Na outra ponta está o conjunto Distrito Industrial de Fortaleza, cuja subestação está localizada em Maracanaú. O DEC médio da região foi de 6,92 horas no ano passado, 3,5 vezes maior do que o indicador da Aldeota. Os principais bairros atendidos pelo conjunto ficam em regiões periféricas da cidade.
O limite estipulado para o conjunto foi de nove horas em 2023, número que por si só indica a disparidade no abastecimento de energia elétrica em diferentes regiões de Fortaleza, notadamente entre aquelas mais afastadas de regiões centrais e as de área nobre.
Mais longe da Aldeota, mais tempo sem energia
A diferenciação entre a qualidade do serviço ofertado, seja ou não na área nobre de Fortaleza, pode ter razões estruturais no serviço oferecido pela Enel Ceará. O professor do departamento de Engenharia Elétrica da Universidade Federal do Ceará (UFC), Raphael Amaral, destaca que quanto mais distante do limite estabelecido pela Aneel, melhor o serviço no conjunto das unidades consumidoras, indicando resultado "positivo" sobretudo nas subestações Aldeota e Maguary.
Sobre o DEC na subestação Distrito Industrial de Fortaleza ter um valor bem acima do conjunto Aldeota, o professor sugere que a concessionária de energia deve investir em equipamentos mais modernos na região da área nobre da cidade.
Possivelmente, a Enel investe em sistemas mais modernos, equipes que possam se locomover rapidamente para essas áreas mais nobres. Nas áreas mais periféricas ou da Região Metropolitana, os equipamentos tendem a ser mais defasados, equipes não tão próximas aos locais para que o atendimento seja feito com maior eficiência, e o resultado são esses que estão no DEC.

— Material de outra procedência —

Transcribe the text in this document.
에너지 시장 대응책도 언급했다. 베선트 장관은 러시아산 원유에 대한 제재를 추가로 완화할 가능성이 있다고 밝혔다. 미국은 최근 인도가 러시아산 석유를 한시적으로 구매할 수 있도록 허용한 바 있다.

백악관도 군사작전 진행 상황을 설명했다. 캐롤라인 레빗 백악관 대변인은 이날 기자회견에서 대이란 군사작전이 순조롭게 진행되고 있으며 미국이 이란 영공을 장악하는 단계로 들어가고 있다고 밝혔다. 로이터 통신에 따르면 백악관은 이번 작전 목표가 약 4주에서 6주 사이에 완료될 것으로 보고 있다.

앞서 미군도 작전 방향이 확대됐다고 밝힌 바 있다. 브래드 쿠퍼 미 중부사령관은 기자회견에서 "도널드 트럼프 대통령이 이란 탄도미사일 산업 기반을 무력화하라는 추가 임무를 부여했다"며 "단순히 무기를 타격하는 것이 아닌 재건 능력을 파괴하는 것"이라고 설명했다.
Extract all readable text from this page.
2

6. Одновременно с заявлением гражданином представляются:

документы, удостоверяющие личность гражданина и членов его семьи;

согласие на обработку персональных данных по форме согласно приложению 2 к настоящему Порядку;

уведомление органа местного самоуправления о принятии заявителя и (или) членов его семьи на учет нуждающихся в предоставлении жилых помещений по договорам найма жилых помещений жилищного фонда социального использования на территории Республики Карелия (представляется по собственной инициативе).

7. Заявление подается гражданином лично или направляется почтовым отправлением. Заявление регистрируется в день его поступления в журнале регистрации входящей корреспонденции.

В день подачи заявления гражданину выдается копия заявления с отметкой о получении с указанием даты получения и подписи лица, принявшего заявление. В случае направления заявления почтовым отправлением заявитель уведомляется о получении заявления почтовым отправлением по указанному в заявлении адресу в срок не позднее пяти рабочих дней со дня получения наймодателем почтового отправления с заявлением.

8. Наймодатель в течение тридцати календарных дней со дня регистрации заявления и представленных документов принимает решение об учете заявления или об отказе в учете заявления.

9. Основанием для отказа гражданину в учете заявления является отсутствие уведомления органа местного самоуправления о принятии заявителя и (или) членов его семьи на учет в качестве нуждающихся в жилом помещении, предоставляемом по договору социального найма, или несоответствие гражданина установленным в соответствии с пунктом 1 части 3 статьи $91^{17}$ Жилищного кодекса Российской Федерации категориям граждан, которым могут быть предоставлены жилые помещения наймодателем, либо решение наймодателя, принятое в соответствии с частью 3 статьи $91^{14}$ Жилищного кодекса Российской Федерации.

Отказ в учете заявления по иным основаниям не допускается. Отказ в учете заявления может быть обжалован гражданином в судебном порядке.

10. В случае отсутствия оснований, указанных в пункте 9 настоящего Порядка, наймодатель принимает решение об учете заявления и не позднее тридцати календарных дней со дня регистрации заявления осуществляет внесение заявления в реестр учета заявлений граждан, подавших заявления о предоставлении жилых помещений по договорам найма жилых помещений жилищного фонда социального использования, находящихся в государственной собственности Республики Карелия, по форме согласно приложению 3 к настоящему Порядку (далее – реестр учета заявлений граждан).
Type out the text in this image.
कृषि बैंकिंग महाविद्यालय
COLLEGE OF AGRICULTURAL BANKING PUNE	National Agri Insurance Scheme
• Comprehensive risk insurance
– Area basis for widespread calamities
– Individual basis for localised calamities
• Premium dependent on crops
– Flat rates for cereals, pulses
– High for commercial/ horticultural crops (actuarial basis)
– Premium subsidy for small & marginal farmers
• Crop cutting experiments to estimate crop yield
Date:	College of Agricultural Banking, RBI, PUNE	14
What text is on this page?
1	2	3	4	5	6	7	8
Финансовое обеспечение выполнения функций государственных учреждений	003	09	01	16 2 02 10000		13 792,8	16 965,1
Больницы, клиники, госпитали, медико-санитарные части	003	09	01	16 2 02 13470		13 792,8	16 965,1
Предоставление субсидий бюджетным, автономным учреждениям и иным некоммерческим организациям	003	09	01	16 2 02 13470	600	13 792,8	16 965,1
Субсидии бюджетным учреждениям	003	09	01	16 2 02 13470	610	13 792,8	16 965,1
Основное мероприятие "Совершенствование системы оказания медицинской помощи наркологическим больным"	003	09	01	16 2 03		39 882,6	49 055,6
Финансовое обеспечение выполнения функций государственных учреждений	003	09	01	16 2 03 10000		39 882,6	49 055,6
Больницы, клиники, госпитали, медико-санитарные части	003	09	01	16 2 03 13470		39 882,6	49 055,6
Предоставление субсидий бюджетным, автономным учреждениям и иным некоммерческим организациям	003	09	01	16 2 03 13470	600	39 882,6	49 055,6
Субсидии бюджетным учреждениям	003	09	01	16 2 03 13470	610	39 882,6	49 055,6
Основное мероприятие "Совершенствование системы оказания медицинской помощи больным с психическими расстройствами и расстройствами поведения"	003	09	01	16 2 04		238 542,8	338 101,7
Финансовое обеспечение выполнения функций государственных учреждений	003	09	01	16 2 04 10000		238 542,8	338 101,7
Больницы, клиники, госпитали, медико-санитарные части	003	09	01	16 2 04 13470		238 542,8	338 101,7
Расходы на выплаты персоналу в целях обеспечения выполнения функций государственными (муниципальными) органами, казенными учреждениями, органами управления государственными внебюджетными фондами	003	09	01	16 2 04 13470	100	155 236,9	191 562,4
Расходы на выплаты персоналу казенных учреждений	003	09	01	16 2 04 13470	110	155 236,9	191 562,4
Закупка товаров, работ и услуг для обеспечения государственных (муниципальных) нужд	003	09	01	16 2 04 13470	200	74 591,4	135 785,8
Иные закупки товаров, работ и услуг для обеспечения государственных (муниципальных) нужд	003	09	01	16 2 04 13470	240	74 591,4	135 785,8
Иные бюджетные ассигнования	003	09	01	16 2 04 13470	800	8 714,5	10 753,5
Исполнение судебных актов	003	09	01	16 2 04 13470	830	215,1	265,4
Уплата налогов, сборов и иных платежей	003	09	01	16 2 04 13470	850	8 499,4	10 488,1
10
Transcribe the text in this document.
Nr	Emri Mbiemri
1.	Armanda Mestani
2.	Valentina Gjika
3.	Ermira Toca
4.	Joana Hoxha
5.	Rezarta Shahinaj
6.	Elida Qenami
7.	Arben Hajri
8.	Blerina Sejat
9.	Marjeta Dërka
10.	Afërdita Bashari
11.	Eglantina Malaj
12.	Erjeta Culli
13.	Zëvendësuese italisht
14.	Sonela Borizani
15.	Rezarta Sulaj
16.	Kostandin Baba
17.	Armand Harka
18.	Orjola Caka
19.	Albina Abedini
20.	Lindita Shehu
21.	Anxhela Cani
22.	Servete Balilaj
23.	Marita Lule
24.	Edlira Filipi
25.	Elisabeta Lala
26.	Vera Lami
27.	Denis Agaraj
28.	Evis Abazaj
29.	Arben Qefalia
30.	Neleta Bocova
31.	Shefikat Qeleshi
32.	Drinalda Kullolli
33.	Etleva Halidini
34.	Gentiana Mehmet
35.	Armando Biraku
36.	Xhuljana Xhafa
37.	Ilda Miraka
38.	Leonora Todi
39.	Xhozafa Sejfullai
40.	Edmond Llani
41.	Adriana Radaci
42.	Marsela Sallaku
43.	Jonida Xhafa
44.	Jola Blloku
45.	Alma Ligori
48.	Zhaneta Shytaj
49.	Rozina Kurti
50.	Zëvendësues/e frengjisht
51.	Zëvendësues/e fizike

O professor reforça ainda que é necessário "investir" em equipamentos de ponta para minimizar os efeitos da queda de eletricidade, principalmente nas regiões mais afastadas da área nobre da capital cearense, corrigindo uma defasagem que Raphael Amaral classificou como "cultural" em relação aos serviços comumente ofertados em bairros mais ricos.
"Existe um bom investimento nas áreas nobres, mas as áreas periféricas deixam a desejar. Isso é uma coisa que parece cultural da sociedade, tanto na política pública, quanto na política privada, também, das empresas, empresas de infraestrutura, de prestação de serviço. O segredo é tentar ofertar a mesma qualidade que se oferta na Aldeota no Bom Jardim, Mondubim, Messejana", critica o professor da UFC.
Por meio de nota, a Enel Ceará limitou-se a dizer que o conjunto de unidade consumidora do Distrito Industrial de Fortaleza, assim como o do Bom Jardim, está dentro dos parâmetros estabelecidos pela Aneel sobre DEC.
"A Enel Distribuição Ceará informa que os conjuntos elétricos possuem limites diferentes dados às suas particularidades, com índices regulatórios específicos para cada área, definidos pela Aneel. Distrito Industrial, Bom Jardim estão dentro do limite regulatório de DEC", declara a concessionária.
Violar limite de DEC pode penalizar concessionária de energia
Embora não seja o caso das subestações que abastecem Fortaleza, a violação do limite de DEC pode acarretar punições à concessionária de energia.
O índice é medido juntamente com a Frequência Equivalente de Interrupção por Unidade Consumidora (FEC), que mede a quantidade de quedas de energia em um determinado conjunto de unidade consumidora.
De um modo geral, o FEC em Fortaleza, assim como o DEC, está em conformidade com os parâmetros estabelecidos pela Aneel, com o número médio de interrupções nos 19 conjuntos que abastecem as unidades consumidoras da cidade variando entre um e dois no ano passado.
No contrato firmado pelas concessionárias, é necessário observar os limites de DEC e FEC para, além de manter a qualidade da eletricidade fornecida, buscar os reajustes necessários (lê-se aumento da tarifa de energia) ano após ano.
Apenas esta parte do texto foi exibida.